In the Kentucky game it was three points. Today it was four. That's the margin in each game that UNC had fought back to after being down by double-digit margins for most of the second half. They cut it to four (or three) have the ball and all of the momentum... and the Heels just go stupid. Here are the possessions immediately following UNC cutting the score to 82-78: a missed Larry Drew three that shouldn't have been taken, a Will Graves turnover, a Tyler Zeller layup, a Marcus Ginyard turnover before crossing midcourt, and a Larry Drew turnover. Two minutes and fifteen seconds of clock, and all of a sudden the core is 91-80, Texas. The Heels wouldn't get closer than nine the rest of the way. Pathetic.
Of course, that one stretch isn't what cost Carolina game. It was quite simply the Texas players under the basket snatching rebounds right and left. John Gasaway may not like rebounding margin, but here it tells the entire story. UNC had 37. Texas had 54. 25 of those were offensive rebounds; Dexter Pittman alone had 12 of those (27 overall), more offensive boards than the entire UNC team. The Heels were pushed around like they weren't even there. It doesn't do any good to hold Texas to 41 percent shooting if they just get to keep trying until the ball goes in, and forty percent of their misses found their way back into Longhorn hands.

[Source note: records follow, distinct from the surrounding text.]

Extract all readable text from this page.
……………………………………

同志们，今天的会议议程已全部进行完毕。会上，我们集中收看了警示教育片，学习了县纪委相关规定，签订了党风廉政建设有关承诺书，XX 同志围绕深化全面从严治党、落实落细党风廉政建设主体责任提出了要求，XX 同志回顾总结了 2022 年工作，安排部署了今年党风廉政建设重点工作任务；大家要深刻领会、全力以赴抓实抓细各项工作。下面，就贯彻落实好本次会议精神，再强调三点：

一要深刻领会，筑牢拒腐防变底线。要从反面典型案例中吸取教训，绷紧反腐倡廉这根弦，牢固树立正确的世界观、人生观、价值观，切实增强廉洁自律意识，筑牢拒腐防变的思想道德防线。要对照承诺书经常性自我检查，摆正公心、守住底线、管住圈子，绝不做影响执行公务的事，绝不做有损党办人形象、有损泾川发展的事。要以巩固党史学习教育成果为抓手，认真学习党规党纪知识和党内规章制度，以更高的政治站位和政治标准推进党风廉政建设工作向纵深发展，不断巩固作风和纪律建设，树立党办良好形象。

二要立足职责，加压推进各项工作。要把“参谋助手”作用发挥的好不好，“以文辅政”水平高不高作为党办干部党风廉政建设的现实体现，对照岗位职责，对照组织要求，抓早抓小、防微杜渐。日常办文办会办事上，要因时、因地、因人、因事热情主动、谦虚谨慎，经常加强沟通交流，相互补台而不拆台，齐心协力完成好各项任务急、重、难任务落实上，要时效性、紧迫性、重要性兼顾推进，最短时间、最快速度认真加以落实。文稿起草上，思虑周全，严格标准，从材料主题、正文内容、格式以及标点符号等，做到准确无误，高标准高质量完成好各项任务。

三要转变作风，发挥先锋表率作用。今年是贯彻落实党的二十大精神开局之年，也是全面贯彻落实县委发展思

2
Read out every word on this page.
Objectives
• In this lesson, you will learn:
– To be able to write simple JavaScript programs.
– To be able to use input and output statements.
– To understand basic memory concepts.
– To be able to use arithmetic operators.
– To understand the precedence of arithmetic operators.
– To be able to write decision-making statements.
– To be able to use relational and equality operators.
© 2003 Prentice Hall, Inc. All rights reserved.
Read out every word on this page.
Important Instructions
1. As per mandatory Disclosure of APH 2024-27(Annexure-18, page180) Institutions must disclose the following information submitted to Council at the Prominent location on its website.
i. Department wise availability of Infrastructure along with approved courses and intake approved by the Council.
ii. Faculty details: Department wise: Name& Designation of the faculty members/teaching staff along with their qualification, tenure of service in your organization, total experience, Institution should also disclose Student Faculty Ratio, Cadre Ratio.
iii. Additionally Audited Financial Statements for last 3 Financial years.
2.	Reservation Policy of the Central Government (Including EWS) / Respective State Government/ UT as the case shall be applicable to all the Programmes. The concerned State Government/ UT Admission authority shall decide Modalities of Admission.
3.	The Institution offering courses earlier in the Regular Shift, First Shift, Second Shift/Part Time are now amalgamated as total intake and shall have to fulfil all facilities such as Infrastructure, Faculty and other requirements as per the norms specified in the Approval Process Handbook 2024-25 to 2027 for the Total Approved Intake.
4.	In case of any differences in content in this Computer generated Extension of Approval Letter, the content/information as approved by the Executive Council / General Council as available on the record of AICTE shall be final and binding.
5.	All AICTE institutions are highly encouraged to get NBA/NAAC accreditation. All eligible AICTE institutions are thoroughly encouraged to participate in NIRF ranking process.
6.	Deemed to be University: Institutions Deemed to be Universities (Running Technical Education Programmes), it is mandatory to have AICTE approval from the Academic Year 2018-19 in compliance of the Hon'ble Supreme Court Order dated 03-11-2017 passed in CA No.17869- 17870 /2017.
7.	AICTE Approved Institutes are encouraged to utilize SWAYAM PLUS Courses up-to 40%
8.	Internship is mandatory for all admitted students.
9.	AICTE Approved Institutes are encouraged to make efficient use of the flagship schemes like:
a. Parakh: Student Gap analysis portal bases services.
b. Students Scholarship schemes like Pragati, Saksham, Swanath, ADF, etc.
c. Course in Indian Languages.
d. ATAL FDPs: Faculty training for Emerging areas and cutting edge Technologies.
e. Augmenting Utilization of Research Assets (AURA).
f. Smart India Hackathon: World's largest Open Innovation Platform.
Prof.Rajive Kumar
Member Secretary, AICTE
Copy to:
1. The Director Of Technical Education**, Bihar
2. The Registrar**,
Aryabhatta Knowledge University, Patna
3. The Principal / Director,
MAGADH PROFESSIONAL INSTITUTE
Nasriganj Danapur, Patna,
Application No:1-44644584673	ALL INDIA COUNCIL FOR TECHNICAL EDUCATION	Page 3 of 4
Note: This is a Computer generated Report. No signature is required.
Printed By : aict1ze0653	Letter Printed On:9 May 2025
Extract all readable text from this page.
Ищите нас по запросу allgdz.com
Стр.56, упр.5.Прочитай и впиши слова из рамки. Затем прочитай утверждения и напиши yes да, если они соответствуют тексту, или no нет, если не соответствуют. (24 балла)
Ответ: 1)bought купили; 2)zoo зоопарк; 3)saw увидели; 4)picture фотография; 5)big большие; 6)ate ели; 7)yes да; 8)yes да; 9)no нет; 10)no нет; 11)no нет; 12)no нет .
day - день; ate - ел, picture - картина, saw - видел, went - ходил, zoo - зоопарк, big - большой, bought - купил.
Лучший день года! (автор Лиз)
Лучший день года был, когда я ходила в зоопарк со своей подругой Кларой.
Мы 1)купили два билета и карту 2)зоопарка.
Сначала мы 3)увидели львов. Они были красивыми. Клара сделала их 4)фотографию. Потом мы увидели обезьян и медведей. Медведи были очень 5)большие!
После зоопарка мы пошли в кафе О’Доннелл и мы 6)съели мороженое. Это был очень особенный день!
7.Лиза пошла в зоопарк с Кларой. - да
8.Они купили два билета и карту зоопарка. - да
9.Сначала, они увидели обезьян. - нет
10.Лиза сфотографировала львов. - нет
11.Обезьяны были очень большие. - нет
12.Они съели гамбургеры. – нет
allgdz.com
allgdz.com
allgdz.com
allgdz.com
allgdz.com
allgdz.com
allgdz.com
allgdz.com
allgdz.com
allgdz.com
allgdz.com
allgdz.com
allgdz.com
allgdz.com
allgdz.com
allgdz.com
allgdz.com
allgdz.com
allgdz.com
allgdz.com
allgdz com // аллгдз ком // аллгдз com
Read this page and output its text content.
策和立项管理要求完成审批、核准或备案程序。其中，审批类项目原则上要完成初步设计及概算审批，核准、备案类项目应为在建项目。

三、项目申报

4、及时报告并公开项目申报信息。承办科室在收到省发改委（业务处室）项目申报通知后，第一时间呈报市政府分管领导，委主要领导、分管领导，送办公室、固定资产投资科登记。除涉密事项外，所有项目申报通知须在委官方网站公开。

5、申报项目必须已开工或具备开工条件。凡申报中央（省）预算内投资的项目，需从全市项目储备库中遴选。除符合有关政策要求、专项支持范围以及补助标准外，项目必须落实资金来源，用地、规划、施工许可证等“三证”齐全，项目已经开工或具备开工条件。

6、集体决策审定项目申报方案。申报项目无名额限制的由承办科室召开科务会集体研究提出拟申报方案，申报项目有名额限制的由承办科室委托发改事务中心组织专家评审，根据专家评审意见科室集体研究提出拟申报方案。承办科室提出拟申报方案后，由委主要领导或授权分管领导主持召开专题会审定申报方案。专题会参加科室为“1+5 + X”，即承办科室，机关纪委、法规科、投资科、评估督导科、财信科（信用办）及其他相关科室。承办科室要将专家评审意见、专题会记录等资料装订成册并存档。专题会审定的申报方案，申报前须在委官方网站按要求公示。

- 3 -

It's especially frustrating since Carolina was doing so well elsewhere on the court. They had nine blocks and were a remarkable 7 for 13 in three pointers. It was possibly the best game of Dexter Strickland's and Tyler Zeller's young careers. But the turnovers were still there (17, with 11 Texas steals, and Texas doesn't typically steal the ball) , Deon Thompson was a complete no-factor, and every rebound seemed to find its way into Dexter Pittman's hands. Roy Williams can't be happy with this performance, which goes against everything he likes to see in a performance. The team can't be happy, especially Marcus Ginyard, who seemed to have the weight of the entire team on his back at the end. It's another brutal loss against a really good team, but it has to grate knowing that a good performance on the boards would have easily flipped this into the win column. Carolina is left with a long Christmas break with a few cupcakes sprinkled here and there on the schedule. I can hope they'll learn from this, and use it come ACC season, but right now the Heels are failing on the national stage more often than they're winning. That's going to have to change.